Ich schüttle den Kopf, um diese Gedanken zu vertreiben, und betrete die grasbewachsene Arena. Als wir die Mitte erreichen, bleibt William unvermittelt stehen. »Sels letzter Schutzzauber …«

»Folgt der Waldgrenze. Ich habe es überprüft.« Mit dem Kinn deute ich auf die andere Seite des offenen Felds. Sels dritter und äußerster Wall setzt ein paar Meter hinter jenem Graben ein, in dem ich mich damals mit dem Pagen Sydney während des Turniers versteckt hatte. Dort formt der Schutzzauber einen riesigen Kreis um den Battle Park mit der Lodge im Zentrum.

William nickt zufrieden. »Na schön. Zeig mir, was du draufhast, kleiner Page!«

Ich weiß, was er da tut. Scherzhaft ruft er mir ins Gedächtnis, dass, obwohl ich – nicht Artus – die Kampfprüfung erfolgreich gemeistert habe, indem ich meine mühsam erarbeiteten Fähigkeiten eingesetzt habe, die anderen Erben mir im Ätherkampf aber immer noch um Jahre voraus sind. Seit sie sechs Jahre alt sind, bereiten sie sich darauf vor, die Ätherfähigkeiten ihrer Ritter zu übernehmen. Das Training mit Gummi- und Holzversionen der Lieblingswaffen ihrer Ritter haben sie mit sieben begonnen.

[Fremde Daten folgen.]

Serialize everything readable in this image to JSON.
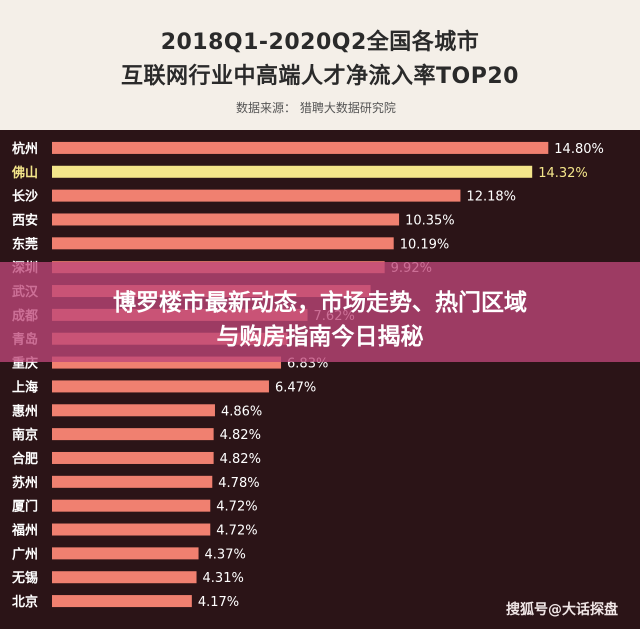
{
  "header": {
    "title_line1": "2018Q1-2020Q2全国各城市",
    "title_line2": "互联网行业中高端人才净流入率TOP20",
    "source": "数据来源：  猎聘大数据研究院"
  },
  "overlay": {
    "line1": "博罗楼市最新动态，市场走势、热门区域",
    "line2": "与购房指南今日揭秘"
  },
  "watermark": "搜狐号@大话探盘",
  "colors": {
    "bar": "#f08070",
    "highlight_bar": "#f4e58a",
    "label": "#ffffff",
    "highlight_label": "#f4e58a"
  },
  "chart_data": {
    "type": "bar",
    "orientation": "horizontal",
    "categories": [
      "杭州",
      "佛山",
      "长沙",
      "西安",
      "东莞",
      "深圳",
      "武汉",
      "成都",
      "青岛",
      "重庆",
      "上海",
      "惠州",
      "南京",
      "合肥",
      "苏州",
      "厦门",
      "福州",
      "广州",
      "无锡",
      "北京"
    ],
    "values": [
      14.8,
      14.32,
      12.18,
      10.35,
      10.19,
      9.92,
      9.5,
      7.62,
      7.02,
      6.83,
      6.47,
      4.86,
      4.82,
      4.82,
      4.78,
      4.72,
      4.72,
      4.37,
      4.31,
      4.17
    ],
    "value_labels": [
      "14.80%",
      "14.32%",
      "12.18%",
      "10.35%",
      "10.19%",
      "9.92%",
      "",
      "7.62%",
      "",
      "6.83%",
      "6.47%",
      "4.86%",
      "4.82%",
      "4.82%",
      "4.78%",
      "4.72%",
      "4.72%",
      "4.37%",
      "4.31%",
      "4.17%"
    ],
    "highlight_index": 1,
    "xlim": [
      0,
      15
    ]
  }
}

Ich bin sechzehn und stehe gerade erst am Anfang – ich komme also zehn Jahre zu spät.

William will mir wohl ins Gedächtnis rufen, dass ich nicht zu hart mit mir ins Gericht gehen soll. Mich daran erinnern, dass er, egal, wie geschickt er ist, ein Mensch ist, genau wie ich. Und Menschen müssen Schritt für Schritt lernen, mit Äther umzugehen.

Ein Medium kann die Toten nicht kontrollieren. Selbst wenn es mir möglich wäre, nach Belieben mit Artus in Kontakt zu treten, kann – und werde – ich mich nicht darauf verlassen, dass er Besitz von mir ergreift, damit ich seine Macht ausüben kann. Ich muss in der Lage sein, Äther selbstständig zu nutzen und zu beherrschen, genau wie die anderen, wenn ich ihre Anführerin sein will.

Ich atme laut und abgehackt. Mein Herz hämmert gegen meine Rippen. Ich schließe die Augen. Versuche, meinen Puls zu beruhigen. Hole erneut Atem. Öffne meine Handflächen gen Himmel.

»Überall um dich herum ist Äther.« Williams Stimme klingt sanft in meinen Ohren. »Sogar an deinen Fingerspitzen.«

Überall um dich herum ist Äther. Er ist immer da.

»Ein Flüstern. Mehr braucht es nicht.«

Ich grinse. »Sel bittet nicht flüsternd um die Macht, er reißt sie an sich.«

William schnaubt. »Ein Vorbild, dem du nicht unbedingt folgen musst.«

Ich atme tief ein und greife in die warme Luft, bis Äther über meine Haut tänzelt. Dann öffne ich die Augen – und rufe den Äther. Lade ihn ein, sich von seinem unsichtbaren, gasförmigen Zustand in jene Energie zu verwandeln, die ich sehen und bearbeiten kann – und blaues Feuer entzündet sich um meine Hände und Arme.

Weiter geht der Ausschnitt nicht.